Thomas's voice came over the encrypted line, low but clear. "Copy that, Raven. You have permission to return."
But Phillip didn't move.
Not yet.
He stared out at the void below—what had once been a city, now reduced to geological memory. He imagined how it must have looked before all this. How people walked those streets. Raised their families. Prayed. Fought. Built. Laughed.
And now…?
It was just another pit in the earth. Another dark scar on a dying world.
"Sir," said one of the troopers behind him, "You alright?"
Phillip didn't respond immediately. When he did, his voice was steady.
"Yeah. Just… counting the cost."
Day 50 – 05:00 AM, MOA Complex – Chapel of Remembrance
The sun had not yet risen.
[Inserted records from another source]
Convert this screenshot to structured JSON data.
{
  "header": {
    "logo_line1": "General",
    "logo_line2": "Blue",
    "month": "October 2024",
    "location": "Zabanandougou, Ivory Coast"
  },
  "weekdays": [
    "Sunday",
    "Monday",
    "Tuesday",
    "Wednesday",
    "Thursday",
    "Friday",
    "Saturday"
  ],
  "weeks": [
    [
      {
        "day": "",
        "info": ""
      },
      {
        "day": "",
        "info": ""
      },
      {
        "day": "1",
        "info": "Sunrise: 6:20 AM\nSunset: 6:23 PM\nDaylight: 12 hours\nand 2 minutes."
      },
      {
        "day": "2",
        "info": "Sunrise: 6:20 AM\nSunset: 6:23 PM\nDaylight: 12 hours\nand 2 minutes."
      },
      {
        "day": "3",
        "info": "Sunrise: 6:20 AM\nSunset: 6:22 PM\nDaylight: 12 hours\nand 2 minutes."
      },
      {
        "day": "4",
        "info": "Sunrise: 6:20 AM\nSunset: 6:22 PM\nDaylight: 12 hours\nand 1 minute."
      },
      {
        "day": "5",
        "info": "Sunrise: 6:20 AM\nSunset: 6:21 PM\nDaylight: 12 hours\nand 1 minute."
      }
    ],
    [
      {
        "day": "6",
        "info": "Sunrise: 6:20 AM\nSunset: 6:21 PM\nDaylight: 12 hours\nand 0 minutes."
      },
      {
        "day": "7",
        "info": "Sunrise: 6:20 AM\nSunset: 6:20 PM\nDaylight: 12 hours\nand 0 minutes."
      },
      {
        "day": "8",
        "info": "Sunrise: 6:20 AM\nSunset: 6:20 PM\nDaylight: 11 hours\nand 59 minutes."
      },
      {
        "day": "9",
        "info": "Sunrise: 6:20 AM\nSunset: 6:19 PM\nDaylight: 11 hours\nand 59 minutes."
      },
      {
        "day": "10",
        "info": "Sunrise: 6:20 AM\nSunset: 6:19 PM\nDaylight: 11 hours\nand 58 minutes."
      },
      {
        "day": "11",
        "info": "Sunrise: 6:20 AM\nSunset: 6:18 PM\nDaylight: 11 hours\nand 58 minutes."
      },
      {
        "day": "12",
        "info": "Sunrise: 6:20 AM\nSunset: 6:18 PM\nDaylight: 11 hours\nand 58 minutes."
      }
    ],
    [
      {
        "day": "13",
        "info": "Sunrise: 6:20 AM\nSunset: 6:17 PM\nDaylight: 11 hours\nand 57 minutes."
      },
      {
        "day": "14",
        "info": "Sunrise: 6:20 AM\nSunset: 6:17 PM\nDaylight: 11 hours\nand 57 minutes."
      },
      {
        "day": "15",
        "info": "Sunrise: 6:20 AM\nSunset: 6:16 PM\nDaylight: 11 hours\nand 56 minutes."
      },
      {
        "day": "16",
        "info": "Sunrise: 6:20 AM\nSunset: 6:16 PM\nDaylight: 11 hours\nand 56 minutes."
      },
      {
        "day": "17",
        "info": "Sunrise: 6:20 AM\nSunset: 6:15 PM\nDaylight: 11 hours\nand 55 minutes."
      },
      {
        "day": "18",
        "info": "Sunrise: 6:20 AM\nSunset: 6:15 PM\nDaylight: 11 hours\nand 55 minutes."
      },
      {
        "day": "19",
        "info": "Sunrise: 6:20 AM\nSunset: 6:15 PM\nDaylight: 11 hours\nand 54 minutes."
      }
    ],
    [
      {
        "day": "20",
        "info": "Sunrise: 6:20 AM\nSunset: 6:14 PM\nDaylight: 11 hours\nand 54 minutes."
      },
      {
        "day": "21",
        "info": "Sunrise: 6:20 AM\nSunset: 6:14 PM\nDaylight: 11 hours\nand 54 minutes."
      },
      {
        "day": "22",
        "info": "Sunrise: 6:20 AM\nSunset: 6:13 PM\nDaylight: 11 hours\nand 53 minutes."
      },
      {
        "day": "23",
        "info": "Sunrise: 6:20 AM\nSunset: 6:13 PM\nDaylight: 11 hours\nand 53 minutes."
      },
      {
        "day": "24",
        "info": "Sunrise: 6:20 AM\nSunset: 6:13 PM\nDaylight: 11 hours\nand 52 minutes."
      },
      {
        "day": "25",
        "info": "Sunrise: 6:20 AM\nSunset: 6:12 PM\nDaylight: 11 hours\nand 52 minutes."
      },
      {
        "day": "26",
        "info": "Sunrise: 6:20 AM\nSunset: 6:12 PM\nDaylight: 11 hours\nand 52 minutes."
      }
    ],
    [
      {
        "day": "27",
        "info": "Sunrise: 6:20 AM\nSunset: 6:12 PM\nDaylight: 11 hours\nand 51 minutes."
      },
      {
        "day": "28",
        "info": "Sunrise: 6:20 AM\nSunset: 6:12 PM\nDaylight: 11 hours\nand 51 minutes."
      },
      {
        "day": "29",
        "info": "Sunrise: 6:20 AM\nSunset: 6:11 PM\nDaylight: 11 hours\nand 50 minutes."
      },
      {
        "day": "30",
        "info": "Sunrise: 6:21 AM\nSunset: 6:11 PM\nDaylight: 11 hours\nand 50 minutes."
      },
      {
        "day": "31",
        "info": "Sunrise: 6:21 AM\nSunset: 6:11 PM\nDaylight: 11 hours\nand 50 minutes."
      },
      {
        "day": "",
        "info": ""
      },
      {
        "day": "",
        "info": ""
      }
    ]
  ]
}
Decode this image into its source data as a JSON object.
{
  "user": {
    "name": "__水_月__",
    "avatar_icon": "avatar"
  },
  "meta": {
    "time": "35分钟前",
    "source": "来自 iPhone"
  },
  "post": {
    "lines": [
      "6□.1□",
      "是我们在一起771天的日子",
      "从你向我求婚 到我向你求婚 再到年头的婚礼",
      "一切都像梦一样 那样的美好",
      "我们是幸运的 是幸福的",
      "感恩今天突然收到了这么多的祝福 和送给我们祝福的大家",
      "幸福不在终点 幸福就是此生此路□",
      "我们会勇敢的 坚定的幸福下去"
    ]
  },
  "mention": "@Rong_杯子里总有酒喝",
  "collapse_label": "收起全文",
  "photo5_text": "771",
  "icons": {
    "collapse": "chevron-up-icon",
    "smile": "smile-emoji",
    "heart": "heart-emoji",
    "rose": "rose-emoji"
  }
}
But the chapel was already lit—faint candlelight glimmering on the stained glass. The walls were lined with names—etched into black metal, one plate for each confirmed lost city. Manila. Jakarta. Tokyo. Berlin. Lagos. Hanoi.
Now, Damascus.
Phillip stepped inside, removing his gloves. He approached the wall slowly, reaching into his pocket and retrieving a small metal tag—part of the helicopter wreckage recovered from an early Overwatch recon mission in Syria. He placed it beneath the plaque for Damascus, locking it in with two tiny screws.